Accepted Paper

Becoming a Silt Whisperer: Artistic Attempts at Multispecies Listening   
Ruby de Vos (Hanze Academy Minerva)

Presentation short abstract

In the artistic research project Slibfluisteraars (silt whisperers), artistic researchers engage in sensory, performative, and participative “attempts” of learning to listen to silt. What can intimate attempts at dialogues reveal about the politics and ethics of listening to this material?

Presentation long abstract

In the artistic research project Slibfluisteraars (silt whisperers), artistic researchers engage in sensory, performative, and participative “attempts” (Ex 2024) of learning to listen to silt. The living context for this is the Groninger coast in the Netherlands, where silt is both contested and coveted.

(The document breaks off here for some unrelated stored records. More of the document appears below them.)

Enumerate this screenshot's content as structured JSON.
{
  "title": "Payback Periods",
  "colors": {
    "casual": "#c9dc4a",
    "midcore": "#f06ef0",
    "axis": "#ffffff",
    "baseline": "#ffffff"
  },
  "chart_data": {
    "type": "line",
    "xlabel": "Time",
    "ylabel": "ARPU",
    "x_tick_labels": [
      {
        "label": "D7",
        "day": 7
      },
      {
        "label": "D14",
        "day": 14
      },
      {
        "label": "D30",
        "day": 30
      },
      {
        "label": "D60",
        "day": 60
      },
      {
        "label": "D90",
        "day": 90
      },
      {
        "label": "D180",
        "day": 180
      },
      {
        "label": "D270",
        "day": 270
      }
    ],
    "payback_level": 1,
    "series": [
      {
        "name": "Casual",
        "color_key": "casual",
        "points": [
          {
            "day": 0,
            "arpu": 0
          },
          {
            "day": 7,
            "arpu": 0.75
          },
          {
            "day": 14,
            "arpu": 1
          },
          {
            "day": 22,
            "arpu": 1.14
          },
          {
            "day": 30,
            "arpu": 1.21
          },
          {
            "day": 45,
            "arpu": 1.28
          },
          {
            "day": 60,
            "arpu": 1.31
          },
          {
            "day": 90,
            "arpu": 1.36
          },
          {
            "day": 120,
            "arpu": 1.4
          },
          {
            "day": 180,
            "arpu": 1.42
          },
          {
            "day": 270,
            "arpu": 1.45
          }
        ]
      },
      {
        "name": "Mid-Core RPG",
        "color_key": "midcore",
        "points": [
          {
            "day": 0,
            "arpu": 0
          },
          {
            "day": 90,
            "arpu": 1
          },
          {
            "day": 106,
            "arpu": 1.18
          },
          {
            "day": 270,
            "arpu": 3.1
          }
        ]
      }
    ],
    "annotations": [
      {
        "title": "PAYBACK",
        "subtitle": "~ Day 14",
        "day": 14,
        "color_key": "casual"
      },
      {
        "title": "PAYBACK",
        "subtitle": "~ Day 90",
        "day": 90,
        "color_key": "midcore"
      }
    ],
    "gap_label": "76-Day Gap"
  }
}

From an anthropocentric, humanistic perspective, silt would not only be considered inaudible – it would not even have anything to say at all. Silt thus tends to be both silenced and backgrounded (Meijer 2025). Yet silt is deeply entangled with ecological, economic, and political dynamics: listening to the material invites us to recognise how it participates in, and responds to, tidal rhythms, dredging practices, industrial histories, and shifting coastal futures in the face of climate change. Yet even opening up to listen does not guarantee understanding. How to listen to something so amorphous and multiplicitous as silt?

Tracing several listening attempts made within Slibfluisteraars, we will explore and experience how listening as an artistic method can open up alternative ways of connecting with silt, while simultaneously attending to gaps and silences that we argue are also often part of multispecies conversation. In doing so, this contribution, which combines artistic and academic approaches, aims to explore collectively what intimate attempts of interpretation and responsiveness can reveal about the politics and ethics of listening to and including non-human voices.